De certa maneira, ainda temos um pouco de Dictiostelium, pois somos metazoários multicelulares, mas podemos também existir como formas unicelulares livres, as células germinativas (espermatozóides e óvulos). Aliás, a diferença entre as células germinativas, que vão formar futuras gerações, e as células somáticas, que constituem nosso corpo e morrerão com ele, é absolutamente fundamental.
   O câncer é um essencialmente um fenômeno que envolve células somáticas.
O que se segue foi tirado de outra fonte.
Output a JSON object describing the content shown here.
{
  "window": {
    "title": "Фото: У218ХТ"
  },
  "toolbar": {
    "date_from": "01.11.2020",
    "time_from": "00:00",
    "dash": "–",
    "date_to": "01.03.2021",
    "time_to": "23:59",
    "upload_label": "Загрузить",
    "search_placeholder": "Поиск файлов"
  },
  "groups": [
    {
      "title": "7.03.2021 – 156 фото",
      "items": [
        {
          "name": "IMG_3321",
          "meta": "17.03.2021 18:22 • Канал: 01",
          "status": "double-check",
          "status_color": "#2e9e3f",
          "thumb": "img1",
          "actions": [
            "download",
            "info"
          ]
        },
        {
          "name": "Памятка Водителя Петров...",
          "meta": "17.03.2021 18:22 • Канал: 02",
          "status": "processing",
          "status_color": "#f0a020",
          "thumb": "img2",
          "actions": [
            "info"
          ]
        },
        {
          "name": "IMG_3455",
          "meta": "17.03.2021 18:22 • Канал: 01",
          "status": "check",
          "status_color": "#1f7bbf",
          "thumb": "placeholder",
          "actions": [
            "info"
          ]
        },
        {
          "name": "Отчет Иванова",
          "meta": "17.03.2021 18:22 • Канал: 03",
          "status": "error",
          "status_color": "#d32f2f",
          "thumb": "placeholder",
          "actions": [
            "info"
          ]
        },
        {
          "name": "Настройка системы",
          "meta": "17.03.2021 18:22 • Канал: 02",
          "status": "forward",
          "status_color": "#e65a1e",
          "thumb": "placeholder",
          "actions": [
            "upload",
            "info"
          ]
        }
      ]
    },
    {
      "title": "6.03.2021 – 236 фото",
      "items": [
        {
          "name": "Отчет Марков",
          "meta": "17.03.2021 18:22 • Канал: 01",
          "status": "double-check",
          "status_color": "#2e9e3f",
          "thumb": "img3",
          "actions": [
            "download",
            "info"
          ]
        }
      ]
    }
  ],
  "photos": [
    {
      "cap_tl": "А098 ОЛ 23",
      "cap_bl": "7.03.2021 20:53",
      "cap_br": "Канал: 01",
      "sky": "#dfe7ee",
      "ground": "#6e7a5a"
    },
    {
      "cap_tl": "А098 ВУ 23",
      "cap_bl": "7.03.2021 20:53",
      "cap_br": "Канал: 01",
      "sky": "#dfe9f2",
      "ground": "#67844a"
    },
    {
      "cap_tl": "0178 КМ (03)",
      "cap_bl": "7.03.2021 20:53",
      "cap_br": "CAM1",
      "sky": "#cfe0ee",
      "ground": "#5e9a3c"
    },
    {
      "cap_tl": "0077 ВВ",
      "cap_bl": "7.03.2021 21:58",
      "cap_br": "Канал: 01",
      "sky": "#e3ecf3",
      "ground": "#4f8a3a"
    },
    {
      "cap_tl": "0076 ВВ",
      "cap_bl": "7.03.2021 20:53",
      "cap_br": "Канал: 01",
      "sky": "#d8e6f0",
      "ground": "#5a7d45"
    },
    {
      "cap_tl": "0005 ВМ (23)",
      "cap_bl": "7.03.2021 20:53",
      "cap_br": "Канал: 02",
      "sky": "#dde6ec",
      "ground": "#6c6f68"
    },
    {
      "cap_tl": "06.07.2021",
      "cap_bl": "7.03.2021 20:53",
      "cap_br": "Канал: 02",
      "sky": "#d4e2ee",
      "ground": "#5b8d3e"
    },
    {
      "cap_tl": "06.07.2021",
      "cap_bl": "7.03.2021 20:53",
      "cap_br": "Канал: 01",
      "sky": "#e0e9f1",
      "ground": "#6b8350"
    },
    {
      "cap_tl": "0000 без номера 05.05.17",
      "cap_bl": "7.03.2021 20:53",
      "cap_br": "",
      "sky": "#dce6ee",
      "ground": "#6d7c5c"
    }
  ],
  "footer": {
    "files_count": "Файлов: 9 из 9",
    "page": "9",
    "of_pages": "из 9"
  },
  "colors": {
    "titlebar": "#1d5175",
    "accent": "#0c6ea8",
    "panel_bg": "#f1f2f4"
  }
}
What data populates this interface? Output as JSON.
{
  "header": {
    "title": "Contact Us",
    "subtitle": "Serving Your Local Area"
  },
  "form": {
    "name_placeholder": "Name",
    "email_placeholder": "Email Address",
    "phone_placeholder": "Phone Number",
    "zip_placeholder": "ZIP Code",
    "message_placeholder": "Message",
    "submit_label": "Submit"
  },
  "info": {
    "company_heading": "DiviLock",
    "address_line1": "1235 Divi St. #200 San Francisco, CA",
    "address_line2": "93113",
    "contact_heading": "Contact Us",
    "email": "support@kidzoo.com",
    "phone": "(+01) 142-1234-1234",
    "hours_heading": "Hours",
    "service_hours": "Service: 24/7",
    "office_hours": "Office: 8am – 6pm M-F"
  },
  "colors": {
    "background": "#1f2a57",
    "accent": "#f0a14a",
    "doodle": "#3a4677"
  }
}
Em mais de 95% dos casos ele não é passado para gerações futuras, pois não acomete as células germinativas. Todavia, em algumas famílias ocorre transmissão hereditária de mutações específicas que predispõem fortemente os portadores a desenvolverem tumores malignos.

Luz no final do túnel?

  Assim, podemos entender agora que o câncer é uma doença genética de células somáticas que emerge e evolui à custa de um grande número de mutações cumulativas em seu DNA.
Essas mutações acometem principalmente três classes de genes: os chamados oncogenes, os genes supressores de tumor e os genes de reparo do DNA. Entretanto, não existe um “genoma do câncer” – cada tumor tem seu conjunto individual de mutações.
  No mundo do câncer impera o mal e reina a anarquia – é o caos genômico. As células cancerosas mutantes dividem-se contínua e incontrolavelmente, são resistentes à apoptose, estimulam o crescimento de vasos sanguíneos para nutrir o tumor, quebram as interações com suas vizinhas, desgarram-se do tecido original e vão se alojar em locais distantes, no fenômeno da metástase.
Para conseguir evoluir darwinianamente no trajeto para a sociopatia e a criminalidade, uma célula cancerosa precisa sofrer um número enorme de alterações genéticas, o que seria improvável de ocorrer ao acaso.
Mas o que torna a célula cancerosa especialmente perigosa – um requinte de crueldade – é o momento em que ela sofre mutações nos próprios genes responsáveis pela manutenção da ordem e progresso no genoma. Dessa maneira, cria-se uma instabilidade genômica que vai propiciar a evolução do câncer.
Termino com uma nota positiva, pois talvez o feitiço possa ser virado contra o feiticeiro. Uma nova terapia muito promissora contra os tumores malignos que possuem mutações em genes de reparo de DNA é a “letalidade sintética”. Dois genes são sinteticamente letais se a mutação de um gene sozinho não é suficiente para tornar a célula inviável, mas a mutação simultânea de ambos provoca sua morte.
Se conseguirmos inibir outros genes de reparo que interagem com o gene de reparo mutado que o câncer está explorando, poderemos teoricamente matar as células cancerosas, poupando as células normais, que possuem cópias normais desse gene.
Uma publicação muito recente no periódico The Lancet mostrou que, realmente, o conceito parece funcionar na prática, pois tratamentos com inibidores da enzima poli(ADP-ribose) polimerase (PARP) foram capazes de induzir letalidade sintética em tumores de mama de mulheres com mutações nos genes BRCA1 ou BRCA2.
Esperamos que a letalidade sintética seja o tão esperado super-herói que vai nos ajudar a derrotar o câncer.


4 comentários:

  1. Muito interessante, tambm já fiz uma postagem sobre o câncer!!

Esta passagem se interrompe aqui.